Audemars Piguet has released “No One Shapes Time Alone with RAYE,” a new short film directed by Paul Herrmann and produced by Object & Animal.
The project follows RAYE in the weeks leading up to her opening-night set at the 60th Montreux Jazz Festival, shot at London locations including Ronnie Scott’s, a church, Alexandra Palace and 100 Shoreditch, and building toward her sold-out O2 show.
Rather than a straightforward ad, the film documents the process: rehearsal rooms, backstage corridors, and RAYE’s mother, grandmother, and sisters gathered around a table. It leads into her Montreux performance, “This Stage May Contain Moments in Time,” staged at the Stravinski Auditorium with a gospel choir.
This is round two for RAYE and Audemars Piguet. She joined the brand’s APxMusic roster in 2025, teaming with producer Mark Ronson on the original track “Suzanne” for AP’s 150th anniversary.
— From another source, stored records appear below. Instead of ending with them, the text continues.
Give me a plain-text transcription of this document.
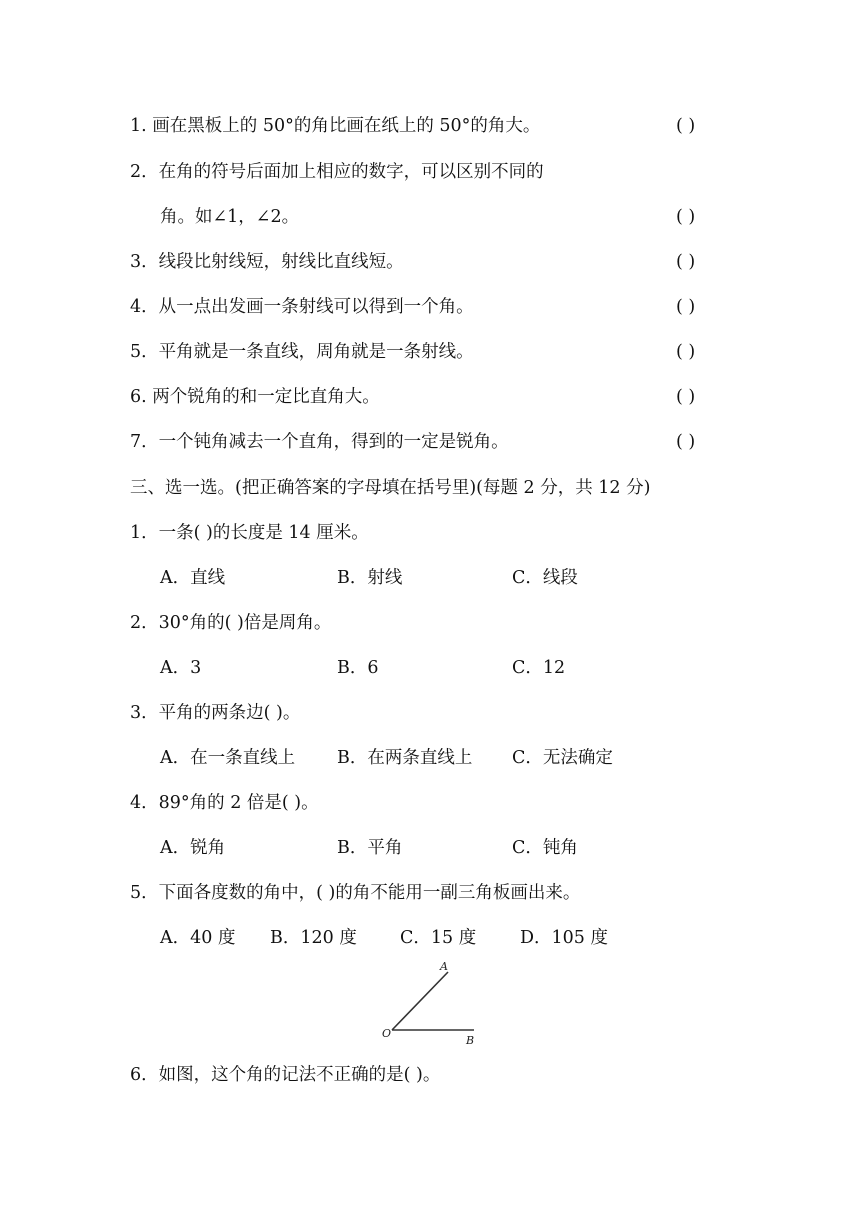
1. 画在黑板上的 50°的角比画在纸上的 50°的角大。	( )
2．在角的符号后面加上相应的数字，可以区别不同的
角。如∠1，∠2。	( )
3．线段比射线短，射线比直线短。	( )
4．从一点出发画一条射线可以得到一个角。	( )
5．平角就是一条直线，周角就是一条射线。	( )
6. 两个锐角的和一定比直角大。	( )
7．一个钝角减去一个直角，得到的一定是锐角。	( )
三、选一选。(把正确答案的字母填在括号里)(每题 2 分，共 12 分)
1．一条( )的长度是 14 厘米。
A．直线	B．射线	C．线段
2．30°角的( )倍是周角。
A．3	B．6	C．12
3．平角的两条边( )。
A．在一条直线上 B．在两条直线上 C．无法确定
4．89°角的 2 倍是( )。
A．锐角	B．平角	C．钝角
5．下面各度数的角中，( )的角不能用一副三角板画出来。
A．40 度 B．120 度 C．15 度	D．105 度
A
O
B
6．如图，这个角的记法不正确的是( )。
Since then, RAYE has kept busy off the AP calendar too, with endorsement work for Dyson and Nintendo.
For AP, RAYE joins a music and sports ambassador list that includes John Mayer, Anthony Joshua, and Aryna Sabalenka.
Celebrity watch tie-ins have been having a moment this year, see Erling Haaland’s cosmic-themed Breitling Chronomat collection and J Balvin’s reunion with Casio on a limited-edition ring watch. AP’s approach with RAYE stands apart by leaning fully into documentary storytelling over product placement.
Takeaways
Luxury watch brands are increasingly betting on narrative over hardware. AP didn’t lead with a Royal Oak; it led with RAYE’s grandmother at a kitchen table. That’s a deliberate move to make heritage feel human, not just Swiss-made.
Does story-first marketing like this sell more watches, or just build brand affinity? Will AP’s second-year renewal with RAYE become a longer-term ambassadorship, à la John Mayer?